Certains croient le jeu mort depuis la fin de son premier été, mais que nenni, Pokémon GO est toujours d'actualité et les estimations du chiffre d'affaires généré par l'application de Niantic, affichant des revenus à hauteur de 73 millions de dollars, le confirment !
Sorti au début de l'été 2016,
Pokémon GO avait alors passionné les foules grâce à sa réalité augmentée, poussant les joueurs à partir en chasse des Pokémon les plus rares du jeu aux quatre coins de la planète. Cependant, après des premiers mois exceptionnels le jeu avait connu une longue accalmie soutenue par des conditions météorologiques moins propices aux aventures en extérieur.

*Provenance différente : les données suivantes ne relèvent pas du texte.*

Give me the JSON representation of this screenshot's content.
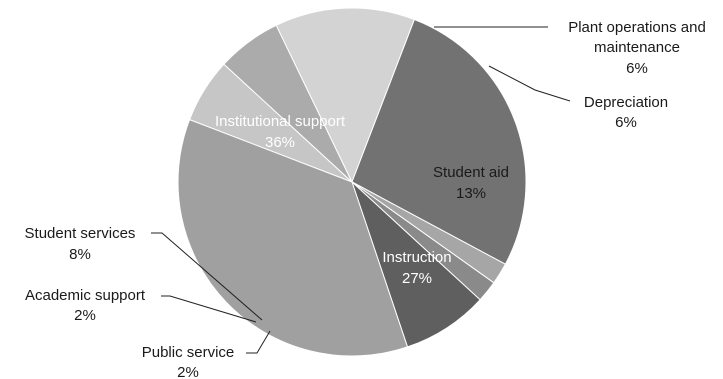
{
  "chart_data": {
    "type": "pie",
    "title": "",
    "slices": [
      {
        "label": "Plant operations and maintenance",
        "value": 6,
        "color": "#c6c6c6",
        "pct_text": "6%"
      },
      {
        "label": "Depreciation",
        "value": 6,
        "color": "#ababab",
        "pct_text": "6%"
      },
      {
        "label": "Student aid",
        "value": 13,
        "color": "#d3d3d3",
        "pct_text": "13%"
      },
      {
        "label": "Instruction",
        "value": 27,
        "color": "#727272",
        "pct_text": "27%"
      },
      {
        "label": "Public service",
        "value": 2,
        "color": "#a6a6a6",
        "pct_text": "2%"
      },
      {
        "label": "Academic support",
        "value": 2,
        "color": "#8a8a8a",
        "pct_text": "2%"
      },
      {
        "label": "Student services",
        "value": 8,
        "color": "#5f5f5f",
        "pct_text": "8%"
      },
      {
        "label": "Institutional support",
        "value": 36,
        "color": "#a0a0a0",
        "pct_text": "36%"
      }
    ],
    "legend": "none",
    "labels": {
      "plant_line1": "Plant operations and",
      "plant_line2": "maintenance",
      "plant_pct": "6%",
      "depreciation": "Depreciation",
      "depreciation_pct": "6%",
      "student_aid": "Student aid",
      "student_aid_pct": "13%",
      "instruction": "Instruction",
      "instruction_pct": "27%",
      "public_service": "Public service",
      "public_service_pct": "2%",
      "academic_support": "Academic support",
      "academic_support_pct": "2%",
      "student_services": "Student services",
      "student_services_pct": "8%",
      "institutional": "Institutional support",
      "institutional_pct": "36%"
    }
  }
}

Cependant, plus de deux ans après la sortie du titre, Niantic, la société derrière le jeu, continue d'afficher des chiffres plus que remarquables. Alors qu'en octobre 2017 les différentes études menées par Sensor Tower - une entreprise spécialisée dans l'étude du marché des applications mobiles - estimaient les revenus de l'entreprise californienne à 43,6 millions de dollars, ce chiffre se serait,
en octobre 2018, envolé à plus de 73 millions de dollars, soit une claire augmentation de 67 % du chiffre d'affaires généré par l'application.
Un succès enregistré que l'on doit probablement au
travail continuel des développeurs qui organisent de nombreux événements à l'instar de celui d'Halloween clôturé la semaine passée,
et ajoutent de manière quasi hebdomadaire du nouveau contenu avec par exemple la
quatrième génération de Pokémon et le légendaire Giratina ou
Meltan et son évolution Melmetal.
Malgré l'arrivée de l'hiver au Japon et aux États-Unis, principales communautés de joueurs avec respectivement 33,2 % et 32,9 % des utilisateurs, le titre de Niantic reste le huitième jeu rapportant le plus d'argent dans l'univers vidéoludique, et même le septième uniquement dans le monde du jeu mobile.
Un chiffre qui permet par ailleurs au jeu de surplomber Fortnite - sur mobile - d'une place et qui laisse PUBG, dont les estimations de revenus annoncent
100 millions de dollars en six mois, très loin derrière.